I believe I have resolved issues discussed above by reconfiguring Avast5 with CIS. My last update added no new entries to the registry.
The changes are as follows: (1) Added ashUpd.exe, AvastSvc.exe and AvastUI.exe to New Trusted Applications, and (2) added all executables from the Avast5 folder to My Own Safe Files. Step 2 occurs in a single step when the Avast5 Folder is highlighted, the “include all subfolders” is ticked, the choice is moved to the right column, and “apply” is pressed. From what I can see, CIS only moves DLLs when configured by this method.
I have some ideas about avast.setup problem also. To circumvent the fact its not resident, I was thinking about creating a TXT file in the Avast5\Setup folder, naming it avast.setup, including this file in My Own Safe Files, and then deleting the original file. As long as CIS is only concerned with file names and not their attributes, this might get around the problems associated with purging avast.setup from either policy database.
Before I try this, I was just wondering if anyone had any thoughts about unintended consequences.
“Added ashUpd.exe, AvastSvc.exe and AvastUI.exe to New Trusted Applications, and (2) added all executables from the Avast5 folder to My Own Safe Files.”
would not be the same as to set those files as “Trusted Application” in their respective rules for Network Security Policy and Computer Security Policy?
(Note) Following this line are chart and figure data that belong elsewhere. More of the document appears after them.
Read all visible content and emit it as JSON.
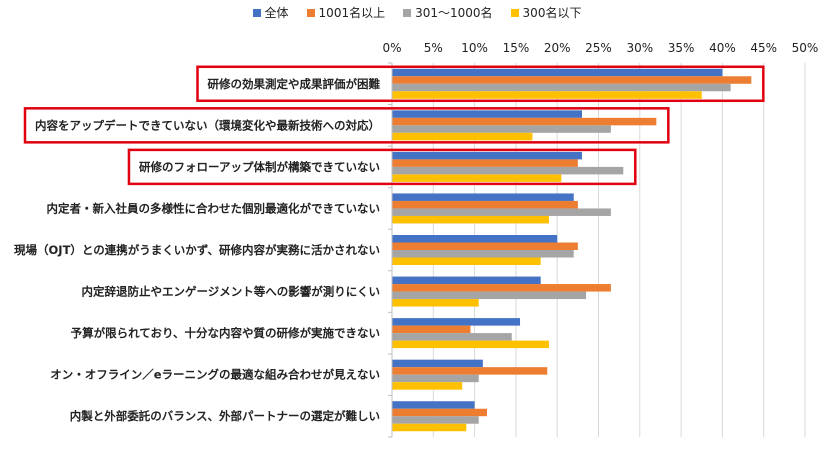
{
  "chart_data": {
    "type": "bar",
    "orientation": "horizontal",
    "categories": [
      "研修の効果測定や成果評価が困難",
      "内容をアップデートできていない（環境変化や最新技術への対応）",
      "研修のフォローアップ体制が構築できていない",
      "内定者・新入社員の多様性に合わせた個別最適化ができていない",
      "現場（OJT）との連携がうまくいかず、研修内容が実務に活かされない",
      "内定辞退防止やエンゲージメント等への影響が測りにくい",
      "予算が限られており、十分な内容や質の研修が実施できない",
      "オン・オフライン／eラーニングの最適な組み合わせが見えない",
      "内製と外部委託のバランス、外部パートナーの選定が難しい"
    ],
    "series": [
      {
        "name": "全体",
        "color": "#4472C4",
        "values": [
          40,
          23,
          23,
          22,
          20,
          18,
          15.5,
          11,
          10
        ]
      },
      {
        "name": "1001名以上",
        "color": "#ED7D31",
        "values": [
          43.5,
          32,
          22.5,
          22.5,
          22.5,
          26.5,
          9.5,
          18.8,
          11.5
        ]
      },
      {
        "name": "301〜1000名",
        "color": "#A5A5A5",
        "values": [
          41,
          26.5,
          28,
          26.5,
          22,
          23.5,
          14.5,
          10.5,
          10.5
        ]
      },
      {
        "name": "300名以下",
        "color": "#FFC000",
        "values": [
          37.5,
          17,
          20.5,
          19,
          18,
          10.5,
          19,
          8.5,
          9
        ]
      }
    ],
    "highlighted_categories": [
      0,
      1,
      2
    ],
    "xlim": [
      0,
      50
    ],
    "tick_step": 5,
    "tick_labels": [
      "0%",
      "5%",
      "10%",
      "15%",
      "20%",
      "25%",
      "30%",
      "35%",
      "40%",
      "45%",
      "50%"
    ],
    "grid": true,
    "legend_position": "top",
    "highlight_color": "#E0000F"
  }
}
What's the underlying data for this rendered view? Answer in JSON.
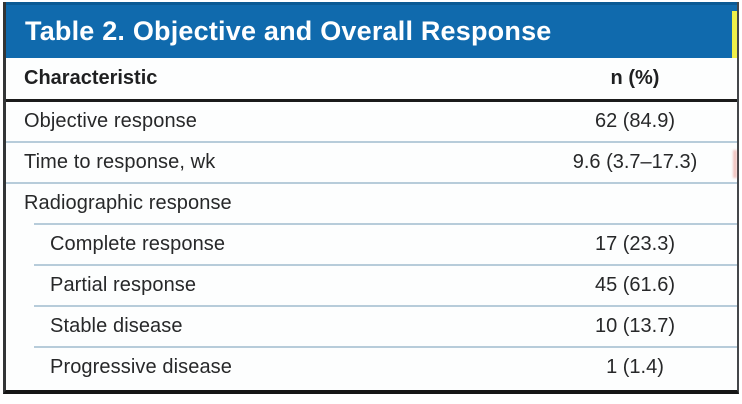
{
  "table": {
    "title": "Table 2. Objective and Overall Response",
    "columns": {
      "characteristic": "Characteristic",
      "n_pct": "n (%)"
    },
    "rows": [
      {
        "label": "Objective response",
        "value": "62 (84.9)",
        "indent": false
      },
      {
        "label": "Time to response, wk",
        "value": "9.6 (3.7–17.3)",
        "indent": false
      },
      {
        "label": "Radiographic response",
        "value": "",
        "indent": false
      },
      {
        "label": "Complete response",
        "value": "17 (23.3)",
        "indent": true
      },
      {
        "label": "Partial response",
        "value": "45 (61.6)",
        "indent": true
      },
      {
        "label": "Stable disease",
        "value": "10 (13.7)",
        "indent": true
      },
      {
        "label": "Progressive disease",
        "value": "1 (1.4)",
        "indent": true
      }
    ],
    "colors": {
      "header_bg": "#106aad",
      "header_bg_dark_edge": "#0b5a94",
      "separator": "#b7ccda",
      "header_rule": "#1b1b1b",
      "frame_border": "#333536",
      "text": "#272829",
      "title_text": "#ffffff",
      "artifact_yellow": "#eff04a"
    }
  }
}
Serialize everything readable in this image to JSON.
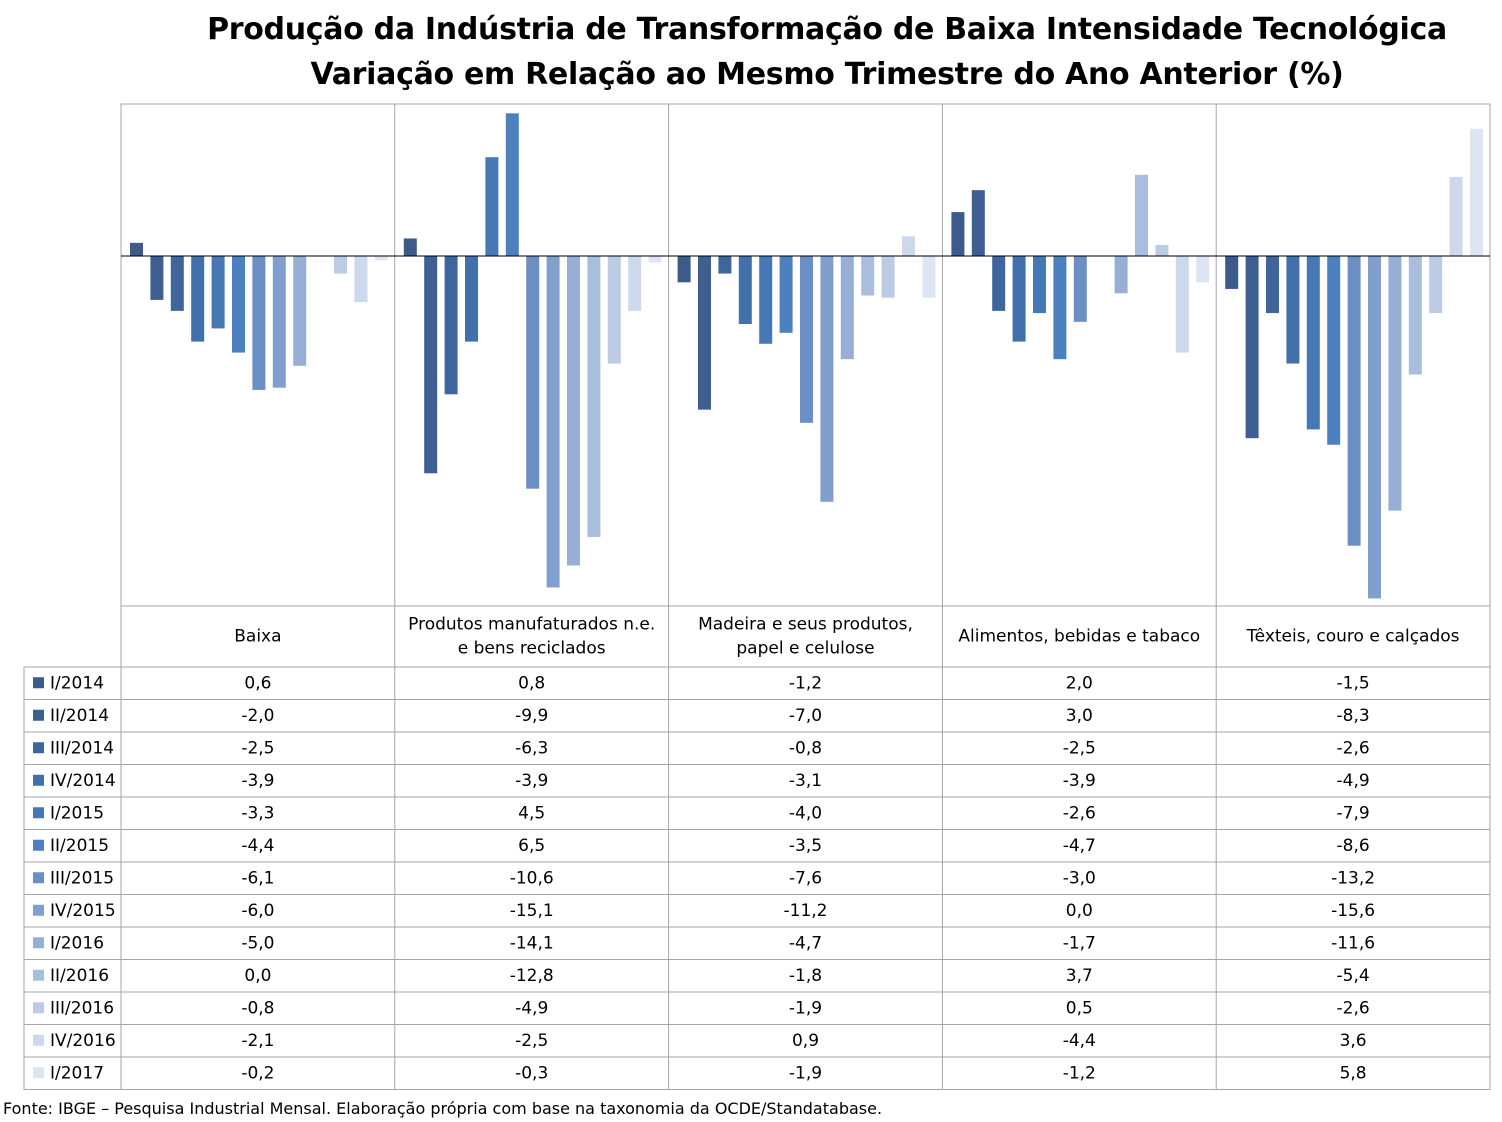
{
  "chart_data": {
    "type": "bar",
    "title": "Produção da Indústria de Transformação de Baixa Intensidade Tecnológica",
    "subtitle": "Variação em Relação ao Mesmo Trimestre do Ano Anterior (%)",
    "categories": [
      "Baixa",
      "Produtos manufaturados n.e. e bens reciclados",
      "Madeira e seus produtos, papel e celulose",
      "Alimentos, bebidas e tabaco",
      "Têxteis, couro e calçados"
    ],
    "category_lines": [
      [
        "Baixa"
      ],
      [
        "Produtos manufaturados n.e.",
        "e bens reciclados"
      ],
      [
        "Madeira e seus produtos,",
        "papel e celulose"
      ],
      [
        "Alimentos, bebidas e tabaco"
      ],
      [
        "Têxteis, couro e calçados"
      ]
    ],
    "series": [
      {
        "name": "I/2014",
        "color": "#3c5a8a",
        "values": [
          0.6,
          0.8,
          -1.2,
          2.0,
          -1.5
        ],
        "labels": [
          "0,6",
          "0,8",
          "-1,2",
          "2,0",
          "-1,5"
        ]
      },
      {
        "name": "II/2014",
        "color": "#3d5f92",
        "values": [
          -2.0,
          -9.9,
          -7.0,
          3.0,
          -8.3
        ],
        "labels": [
          "-2,0",
          "-9,9",
          "-7,0",
          "3,0",
          "-8,3"
        ]
      },
      {
        "name": "III/2014",
        "color": "#3e659c",
        "values": [
          -2.5,
          -6.3,
          -0.8,
          -2.5,
          -2.6
        ],
        "labels": [
          "-2,5",
          "-6,3",
          "-0,8",
          "-2,5",
          "-2,6"
        ]
      },
      {
        "name": "IV/2014",
        "color": "#4170ab",
        "values": [
          -3.9,
          -3.9,
          -3.1,
          -3.9,
          -4.9
        ],
        "labels": [
          "-3,9",
          "-3,9",
          "-3,1",
          "-3,9",
          "-4,9"
        ]
      },
      {
        "name": "I/2015",
        "color": "#4678b6",
        "values": [
          -3.3,
          4.5,
          -4.0,
          -2.6,
          -7.9
        ],
        "labels": [
          "-3,3",
          "4,5",
          "-4,0",
          "-2,6",
          "-7,9"
        ]
      },
      {
        "name": "II/2015",
        "color": "#4d80bf",
        "values": [
          -4.4,
          6.5,
          -3.5,
          -4.7,
          -8.6
        ],
        "labels": [
          "-4,4",
          "6,5",
          "-3,5",
          "-4,7",
          "-8,6"
        ]
      },
      {
        "name": "III/2015",
        "color": "#6b8fc4",
        "values": [
          -6.1,
          -10.6,
          -7.6,
          -3.0,
          -13.2
        ],
        "labels": [
          "-6,1",
          "-10,6",
          "-7,6",
          "-3,0",
          "-13,2"
        ]
      },
      {
        "name": "IV/2015",
        "color": "#819fcd",
        "values": [
          -6.0,
          -15.1,
          -11.2,
          0.0,
          -15.6
        ],
        "labels": [
          "-6,0",
          "-15,1",
          "-11,2",
          "0,0",
          "-15,6"
        ]
      },
      {
        "name": "I/2016",
        "color": "#97afd5",
        "values": [
          -5.0,
          -14.1,
          -4.7,
          -1.7,
          -11.6
        ],
        "labels": [
          "-5,0",
          "-14,1",
          "-4,7",
          "-1,7",
          "-11,6"
        ]
      },
      {
        "name": "II/2016",
        "color": "#a9bddc",
        "values": [
          0.0,
          -12.8,
          -1.8,
          3.7,
          -5.4
        ],
        "labels": [
          "0,0",
          "-12,8",
          "-1,8",
          "3,7",
          "-5,4"
        ]
      },
      {
        "name": "III/2016",
        "color": "#bccbe4",
        "values": [
          -0.8,
          -4.9,
          -1.9,
          0.5,
          -2.6
        ],
        "labels": [
          "-0,8",
          "-4,9",
          "-1,9",
          "0,5",
          "-2,6"
        ]
      },
      {
        "name": "IV/2016",
        "color": "#cdd8ec",
        "values": [
          -2.1,
          -2.5,
          0.9,
          -4.4,
          3.6
        ],
        "labels": [
          "-2,1",
          "-2,5",
          "0,9",
          "-4,4",
          "3,6"
        ]
      },
      {
        "name": "I/2017",
        "color": "#dde5f2",
        "values": [
          -0.2,
          -0.3,
          -1.9,
          -1.2,
          5.8
        ],
        "labels": [
          "-0,2",
          "-0,3",
          "-1,9",
          "-1,2",
          "5,8"
        ]
      }
    ],
    "ylim": [
      -15.6,
      6.5
    ],
    "legend": "data-table",
    "grid": false
  },
  "footer": "Fonte: IBGE – Pesquisa Industrial Mensal. Elaboração própria com base na taxonomia da OCDE/Standatabase."
}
Also, I believe that “New Trusted Applications” is just for the Firewall rules. Remember that the problem is with D+ and C:\Program Files\Alwil Software\Avast 5\defs#####, which is another different #### for next update.
Now for avast.setup
“To circumvent the fact its not resident, I was thinking about creating a TXT file in the Avast5\Setup folder, naming it avast.setup, including this file in My Own Safe Files, and then deleting the original file.”
Would you write something in the .txt file beside its name? When you say “deleting the original file.” Are you referring to the .txt file?
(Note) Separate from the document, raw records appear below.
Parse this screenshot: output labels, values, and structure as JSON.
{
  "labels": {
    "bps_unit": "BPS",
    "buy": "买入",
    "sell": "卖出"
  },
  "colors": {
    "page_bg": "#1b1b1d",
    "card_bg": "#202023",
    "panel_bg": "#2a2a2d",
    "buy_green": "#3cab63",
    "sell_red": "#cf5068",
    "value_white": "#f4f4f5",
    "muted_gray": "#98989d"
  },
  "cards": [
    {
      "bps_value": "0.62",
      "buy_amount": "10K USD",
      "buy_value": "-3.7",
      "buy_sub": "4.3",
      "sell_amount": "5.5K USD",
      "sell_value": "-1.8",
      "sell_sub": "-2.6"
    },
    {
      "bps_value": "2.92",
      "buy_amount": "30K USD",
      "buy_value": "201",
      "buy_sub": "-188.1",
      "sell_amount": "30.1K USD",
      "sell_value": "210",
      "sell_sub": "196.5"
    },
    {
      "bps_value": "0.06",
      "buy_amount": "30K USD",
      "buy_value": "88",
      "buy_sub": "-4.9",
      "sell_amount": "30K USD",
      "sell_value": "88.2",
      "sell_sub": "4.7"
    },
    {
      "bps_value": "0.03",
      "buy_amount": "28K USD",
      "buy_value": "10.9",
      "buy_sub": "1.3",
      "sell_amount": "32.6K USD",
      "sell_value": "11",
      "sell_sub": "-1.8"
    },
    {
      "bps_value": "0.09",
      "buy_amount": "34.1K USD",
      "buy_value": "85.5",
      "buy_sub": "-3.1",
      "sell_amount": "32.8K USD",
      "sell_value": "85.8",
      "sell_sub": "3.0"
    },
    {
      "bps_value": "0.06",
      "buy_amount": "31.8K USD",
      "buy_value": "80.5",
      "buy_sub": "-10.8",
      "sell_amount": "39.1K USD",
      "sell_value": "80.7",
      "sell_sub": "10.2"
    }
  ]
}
Now avast.setup file is not a problem by itself because once you have it in “My own safe Files” there is no need to purge it or remove it. You can purge it from firewall rules or D+ rules and reboot the PC and CIS will recreate rules for avast.setup without any popups. The popups come up when there is a new update folder (defs#####) and avast.setup tries to access, modify, change or whatever, to those .dll files that come inside that defs##### folder.
And I still do not have a valid reason from Comodo for why? Being Alwil a trusted Software Vendor, CIS popups for those files.
I didn’t find that to be the case. Adding these manually resulted in new and unique entries in the policy database.
To your second question:
Based on what I observed today, no matter what is tried, the avast.setup file with cause some sort of problem. Just like the DLLs the cause problems for you, it appears avast.setup changes at least daily. This is apparent from the registry entries CIS creates with each update and is still occurring despite my attempts to stop them. You can permanently stop your pop ups by applying (2) above. However, you will find that by opening “My Own Safe Files” and purging it, there will be numerous entries needing removal. It is also likely your registry is being littered with new entries, most of which are unnecessary. If you have a good registry utility, search for avast.setup and SF.bin. All but the latest SF.bin entries can safely be removed. I removed 844 from my XP x64 computer this morning. As for the avast.setup entries, I’m not sure which can be removed without causing pop ups.
Given the manner Avast5 functions, it’s not surprising “trusted vendor” status doesn’t mean much. Personally, I’m thinking about switching to a new firewall or antivirus.